The first time I made Chebureki…

Around age four or five, my grandmother asked if I wanted to learn how to make her famous Chebureki, a type of Crimean-originated Turkish deep-fried, ground beef-filled pastry. Dying to know the secret behind her exquisite recipe, I enthusiastically agreed.

From my perch on the counter, I mimicked her exact movements. My grandmother grated an onion and sifted flour into a large bowl to make the dough. I helped by mixing the onion, salt, pepper and minced beef with my hands. 

Everything went according to plan until she cracked an egg on the counter. A bit confused, I held the egg in my little hands and cracked it open on my head. After washing away the sticky egg, my grandmother waited a few years for me to mature before resuming our Chebureki lesson.

Chebureki: A love language

To my family, this recipe is more than a delicious set of instructions. Chebureki days were always a cause for celebration, given their amazing taste and how infrequently they were served.

The game my mother invented inspired by my grandmother’s recipe is a testament to its importance in my family. Whenever I missed Chebureki or needed cheering up, my mother would tap my head as if cracking an egg, playfully squeeze my cheeks to mimic kneading dough and make me into a Chebureki. My transformation into the perfect pastry brought joy and laughter, almost as much as eating the real thing.

My grandmother put so much time and effort into preparing this dish, it was a token of her love.
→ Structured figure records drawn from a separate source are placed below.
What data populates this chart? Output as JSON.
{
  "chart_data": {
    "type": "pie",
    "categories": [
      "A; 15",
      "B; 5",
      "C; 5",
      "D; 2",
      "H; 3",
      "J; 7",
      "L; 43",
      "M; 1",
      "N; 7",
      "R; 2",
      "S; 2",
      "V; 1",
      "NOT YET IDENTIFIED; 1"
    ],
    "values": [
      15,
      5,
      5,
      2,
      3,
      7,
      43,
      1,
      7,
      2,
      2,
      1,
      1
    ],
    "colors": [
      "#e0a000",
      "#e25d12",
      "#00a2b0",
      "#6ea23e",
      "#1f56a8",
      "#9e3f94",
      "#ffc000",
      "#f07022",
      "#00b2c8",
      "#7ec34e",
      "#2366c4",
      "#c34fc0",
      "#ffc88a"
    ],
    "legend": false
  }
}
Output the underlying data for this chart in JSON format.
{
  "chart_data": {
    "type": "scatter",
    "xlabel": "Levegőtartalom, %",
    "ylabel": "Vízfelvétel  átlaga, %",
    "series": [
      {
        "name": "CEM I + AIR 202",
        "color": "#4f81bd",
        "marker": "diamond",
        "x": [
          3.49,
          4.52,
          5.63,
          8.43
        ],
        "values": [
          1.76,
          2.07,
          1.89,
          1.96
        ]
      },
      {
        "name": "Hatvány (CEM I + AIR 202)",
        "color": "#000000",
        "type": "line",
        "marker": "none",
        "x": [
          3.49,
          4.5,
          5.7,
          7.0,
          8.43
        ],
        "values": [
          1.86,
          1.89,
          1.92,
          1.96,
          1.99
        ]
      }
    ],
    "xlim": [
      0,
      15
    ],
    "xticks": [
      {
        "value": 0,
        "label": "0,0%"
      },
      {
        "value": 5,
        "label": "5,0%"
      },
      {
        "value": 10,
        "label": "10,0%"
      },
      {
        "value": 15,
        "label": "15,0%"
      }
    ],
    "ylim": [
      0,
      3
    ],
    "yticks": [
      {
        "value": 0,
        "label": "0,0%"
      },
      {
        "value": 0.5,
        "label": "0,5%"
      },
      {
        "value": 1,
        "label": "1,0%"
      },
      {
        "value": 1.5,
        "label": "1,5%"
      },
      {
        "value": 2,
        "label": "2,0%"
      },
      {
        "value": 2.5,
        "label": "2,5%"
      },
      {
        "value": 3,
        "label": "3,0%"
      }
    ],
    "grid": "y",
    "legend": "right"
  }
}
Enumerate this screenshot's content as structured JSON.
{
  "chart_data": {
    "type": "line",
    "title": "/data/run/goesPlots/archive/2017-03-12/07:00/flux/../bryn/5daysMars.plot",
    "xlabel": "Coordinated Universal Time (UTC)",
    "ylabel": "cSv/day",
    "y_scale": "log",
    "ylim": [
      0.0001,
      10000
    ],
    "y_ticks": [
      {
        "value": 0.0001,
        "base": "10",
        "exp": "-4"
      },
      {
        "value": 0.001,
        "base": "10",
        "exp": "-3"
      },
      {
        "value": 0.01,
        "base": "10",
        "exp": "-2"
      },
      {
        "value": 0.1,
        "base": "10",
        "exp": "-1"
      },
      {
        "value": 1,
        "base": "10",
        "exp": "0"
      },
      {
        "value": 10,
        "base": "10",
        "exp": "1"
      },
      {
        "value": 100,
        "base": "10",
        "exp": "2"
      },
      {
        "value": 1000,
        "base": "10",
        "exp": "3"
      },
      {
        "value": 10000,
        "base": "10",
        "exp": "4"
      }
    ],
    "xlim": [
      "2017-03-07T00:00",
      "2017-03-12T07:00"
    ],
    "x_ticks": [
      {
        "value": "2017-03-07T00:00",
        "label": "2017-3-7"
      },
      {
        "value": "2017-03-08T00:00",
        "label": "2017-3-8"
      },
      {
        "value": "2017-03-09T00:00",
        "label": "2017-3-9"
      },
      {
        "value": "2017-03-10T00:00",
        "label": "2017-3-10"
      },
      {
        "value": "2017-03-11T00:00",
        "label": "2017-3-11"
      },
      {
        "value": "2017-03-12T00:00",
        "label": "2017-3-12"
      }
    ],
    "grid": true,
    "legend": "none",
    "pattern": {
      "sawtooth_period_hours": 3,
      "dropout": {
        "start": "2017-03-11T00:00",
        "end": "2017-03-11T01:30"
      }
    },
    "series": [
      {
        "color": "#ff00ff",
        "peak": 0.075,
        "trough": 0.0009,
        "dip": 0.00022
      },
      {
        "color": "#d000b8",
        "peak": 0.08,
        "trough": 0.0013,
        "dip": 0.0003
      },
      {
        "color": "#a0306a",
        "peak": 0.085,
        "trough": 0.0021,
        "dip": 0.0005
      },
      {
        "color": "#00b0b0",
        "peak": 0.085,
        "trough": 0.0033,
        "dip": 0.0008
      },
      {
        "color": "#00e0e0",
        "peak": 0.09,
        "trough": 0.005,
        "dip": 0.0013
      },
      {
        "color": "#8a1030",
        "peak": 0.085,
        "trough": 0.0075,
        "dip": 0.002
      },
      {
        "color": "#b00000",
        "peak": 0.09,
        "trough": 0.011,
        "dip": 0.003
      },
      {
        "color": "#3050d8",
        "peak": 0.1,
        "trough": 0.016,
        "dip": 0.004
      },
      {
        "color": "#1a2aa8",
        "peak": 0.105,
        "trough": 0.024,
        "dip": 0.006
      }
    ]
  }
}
The dough and filling she made from scratch never failed to fill us with joy. Now well into her 80s, my grandmother doesn't get into the kitchen as often, but we still made Chebureki together right before I left for college. It was a memorable and cherished experience for both of us.

Is it worth the effort?

In short, absolutely. Though it takes my Turkish grandmother hours to make Chebureki, the exorbitant effort is clear from the first bite; the soft crunch of the fried dough, the juicy drippings of beef, the unbeatable balance between the airy and rich components. 

With a name that translates to "tasty pastry" in Crimean Tartar language, Chebureki really is that good. For your own phenomenal, meaty indulgence, try your hand at my grandmother's traditional recipe.


  • Prep Time:2 hrs 30 mins
  • Cook Time:20 mins
  • Total Time:2 hrs 50 mins
  • Servings:6
  • Medium


  • 3 cups flour
  • 1 cup warm water
  • 1 teaspoon salt
  • 1/2 tablespoon vinegar
  • 1 egg
  • 300 grams ground beef
  • 1 large onion
  • 1/2 cup water
  • 1 teaspoon salt
  • 1 teaspoon pepper
  • 1 cup oil
Deniz Yoruk
  • Step 1

    Sift 3 cups of flour and 1 teaspoon of salt into a large bowl. Crack one egg on top of the dry ingredients.

  • Step 2

    Slowly add 1 cup of warm water to the dry mixture, along with 1/2 tablespoon vinegar. Knead the dough until no longer sticky.

  • Step 3

    Cover the bowl with a cloth and let the dough rest for one hour.

  • Step 4

    While the dough rests, grate a large onion in a mixing bowl.

  • Step 5

    Add half cup of water, salt, pepper and ground beef into a large bowl and combine well.

  • Step 6

    Take a walnut-sized piece of the dough and roll it out with a rolling pin until 7-8 inches in diameter. Use extra flour to prevent sticking.

  • Step 7

    Add one tablespoon of the meat filling to the dough and distribute evenly using your hands.

  • Step 8

    Put water along the edges of the dough and fold the dough in half into a semicircle. Pinch the dough around the edges to seal.

  • Step 9

    Heat oil and deep fry the Cheburekis for 3-4 minutes, flipping halfway, until both sides are golden brown. Serve fresh for guaranteed deliciousness!